Umbilical cord blood cells (hematopoietic stem cells) are already used to treat more than 80 diseases. Umbilical cord tissue cells (mesenchymal stem cells) have enormous therapeutic potential, having already been used to combat GVHD.

Umbilical cord tissue cells have different properties than cord blood cells. These cells can differentiate into cartilage, bone, and muscle, among other tissues, and are currently being investigated in the field of regenerative medicine (organs and tissues from stem cells).

To collect and store umbilical cord stem cells, a process is required that allows them to be stored for decades and used immediately by the individual or a compatible relative to treat various diseases. This process is called cryopreservation.

Cryopreservation consists of preserving cells for long periods of time, at low temperatures (-196 °C), without them losing their viability.

The first umbilical cord blood stem cells were cryopreserved in the late 1980s.
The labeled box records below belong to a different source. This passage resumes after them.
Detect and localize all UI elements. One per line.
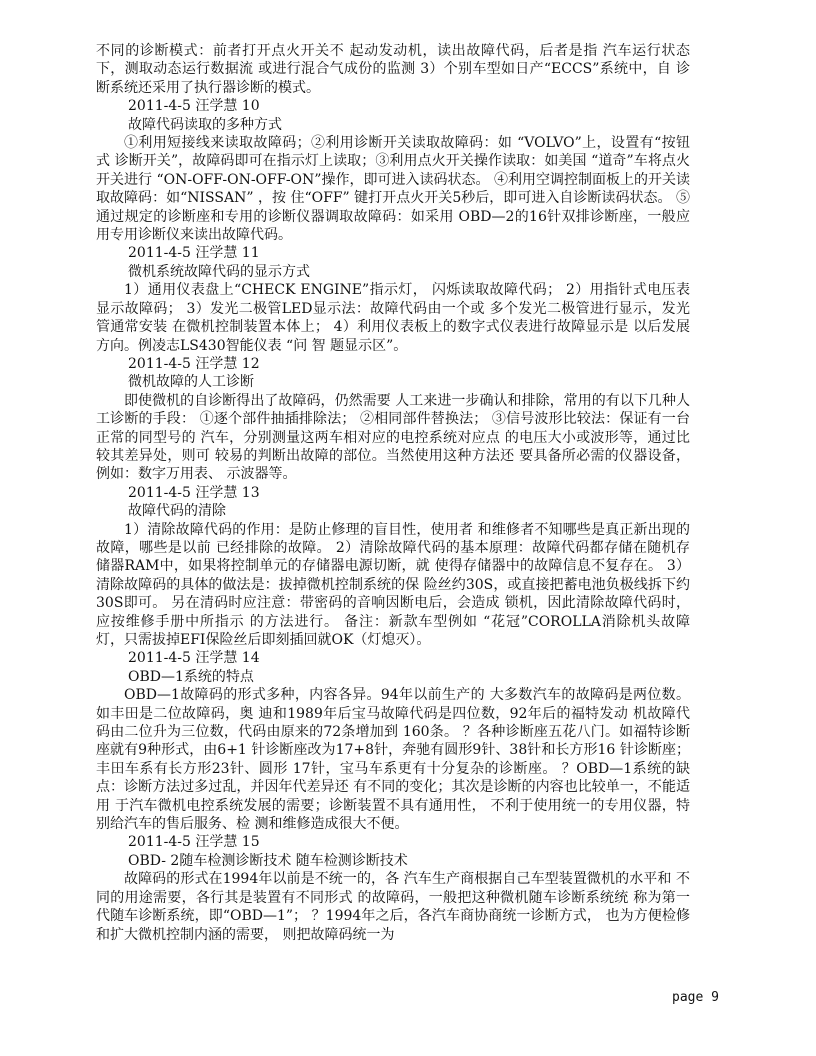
section-title: 微机系统故障代码的显示方式 bbox=[128, 263, 310, 280]
section-10 bbox=[96, 97, 690, 244]
section-body: 1）清除故障代码的作用：是防止修理的盲目性，使用者 和维修者不知哪些是真正新出现的故障，哪些是以前 已经排除的故障。 2）清除故障代码的基本原理：故障代码都存储在随机存 储器RAM中，如果将控制单元的存储器电源切断，就 使得存储器中的故障信息不复存在。 3）清除故障码的具体的做法是：拔掉微机控制系统的保 险丝约30S，或直接把蓄电池负极线拆下约30S即可。 另在清码时应注意：带密码的音响因断电后，会造成 锁机，因此清除故障代码时，应按维修手册中所指示 的方法进行。 备注：新款车型例如 “花冠”COROLLA消除机头故障 灯，只需拔掉EFI保险丝后即刻插回就OK（灯熄灭）。 bbox=[96, 521, 690, 648]
section-title: OBD- 2随车检测诊断技术 随车检测诊断技术 bbox=[128, 852, 408, 869]
section-15 bbox=[96, 833, 690, 943]
section-title: OBD—1系统的特点 bbox=[128, 668, 254, 685]
section-meta: 2011-4-5 汪学慧 11 bbox=[128, 245, 260, 262]
section-meta: 2011-4-5 汪学慧 12 bbox=[128, 355, 260, 372]
intro-paragraph: 不同的诊断模式：前者打开点火开关不 起动发动机，读出故障代码，后者是指 汽车运行状态下，测取动态运行数据流 或进行混合气成份的监测 3）个别车型如日产“ECCS”系统中，自 诊断系统还采用了执行器诊断的模式。 bbox=[96, 43, 690, 96]
section-body: 即使微机的自诊断得出了故障码，仍然需要 人工来进一步确认和排除，常用的有以下几种人 工诊断的手段： ①逐个部件抽插排除法； ②相同部件替换法； ③信号波形比较法：保证有一台正常的同型号的 汽车，分别测量这两车相对应的电控系统对应点 的电压大小或波形等，通过比较其差异处，则可 较易的判断出故障的部位。当然使用这种方法还 要具备所必需的仪器设备，例如：数字万用表、 示波器等。 bbox=[96, 392, 690, 483]
section-11 bbox=[96, 244, 690, 354]
section-meta: 2011-4-5 汪学慧 10 bbox=[128, 98, 260, 115]
section-meta: 2011-4-5 汪学慧 13 bbox=[128, 484, 260, 501]
section-body: 故障码的形式在1994年以前是不统一的，各 汽车生产商根据自己车型装置微机的水平和 不同的用途需要，各行其是装置有不同形式 的故障码，一般把这种微机随车诊断系统统 称为第一代随车诊断系统，即“OBD—1”； ？1994年之后，各汽车商协商统一诊断方式， 也为方便检修和扩大微机控制内涵的需要， 则把故障码统一为 bbox=[96, 871, 690, 943]
section-title: 故障代码的清除 bbox=[128, 503, 226, 520]
section-body: ①利用短接线来读取故障码；②利用诊断开关读取故障码：如 “VOLVO”上，设置有“按钮式 诊断开关”，故障码即可在指示灯上读取；③利用点火开关操作读取：如美国 “道奇”车将点火开关进行 “ON-OFF-ON-OFF-ON”操作，即可进入读码状态。 ④利用空调控制面板上的开关读取故障码：如“NISSAN” ，按 住“OFF” 键打开点火开关5秒后，即可进入自诊断读码状态。 ⑤通过规定的诊断座和专用的诊断仪器调取故障码：如采用 OBD—2的16针双排诊断座，一般应用专用诊断仪来读出故障代码。 bbox=[96, 135, 690, 244]
document-page bbox=[96, 42, 690, 944]
section-12 bbox=[96, 355, 690, 484]
section-meta: 2011-4-5 汪学慧 14 bbox=[128, 650, 260, 667]
section-body: OBD—1故障码的形式多种，内容各异。94年以前生产的 大多数汽车的故障码是两位数。如丰田是二位故障码，奥 迪和1989年后宝马故障代码是四位数，92年后的福特发动 机故障代码由二位升为三位数，代码由原来的72条增加到 160条。 ？各种诊断座五花八门。如福特诊断座就有9种形式，由6+1 针诊断座改为17+8针，奔驰有圆形9针、38针和长方形16 针诊断座；丰田车系有长方形23针、圆形 17针，宝马车系更有十分复杂的诊断座。 ？OBD—1系统的缺点：诊断方法过多过乱，并因年代差异还 有不同的变化；其次是诊断的内容也比较单一，不能适用 于汽车微机电控系统发展的需要；诊断装置不具有通用性， 不利于使用统一的专用仪器，特别给汽车的售后服务、检 测和维修造成很大不便。 bbox=[96, 687, 690, 833]
section-meta: 2011-4-5 汪学慧 15 bbox=[128, 834, 260, 851]
section-title: 微机故障的人工诊断 bbox=[128, 374, 254, 391]
section-title: 故障代码读取的多种方式 bbox=[128, 116, 282, 133]
section-13 bbox=[96, 484, 690, 650]
section-14 bbox=[96, 649, 690, 833]
page-number: page 9 bbox=[672, 990, 719, 1005]
section-body: 1）通用仪表盘上“CHECK ENGINE”指示灯， 闪烁读取故障代码； 2）用指针式电压表显示故障码； 3）发光二极管LED显示法：故障代码由一个或 多个发光二极管进行显示，发光管通常安装 在微机控制装置本体上； 4）利用仪表板上的数字式仪表进行故障显示是 以后发展方向。例凌志LS430智能仪表 “问 智 题显示区”。 bbox=[96, 282, 690, 354]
With these stem cells, stability studies are conducted that demonstrate the viability of keepingstem cells cryopreserved for more that 25 years.

The only time umbilical cord stem cell cryopreservation can be performed is within 72 hours of collection at the time of birth. Collection is simple, safe, and painless. After clamping the umbilical cord, the blood is collected in a special bag and the tissue in a vial, where they are properly packaged to ensure their safety during transport to the laboratory.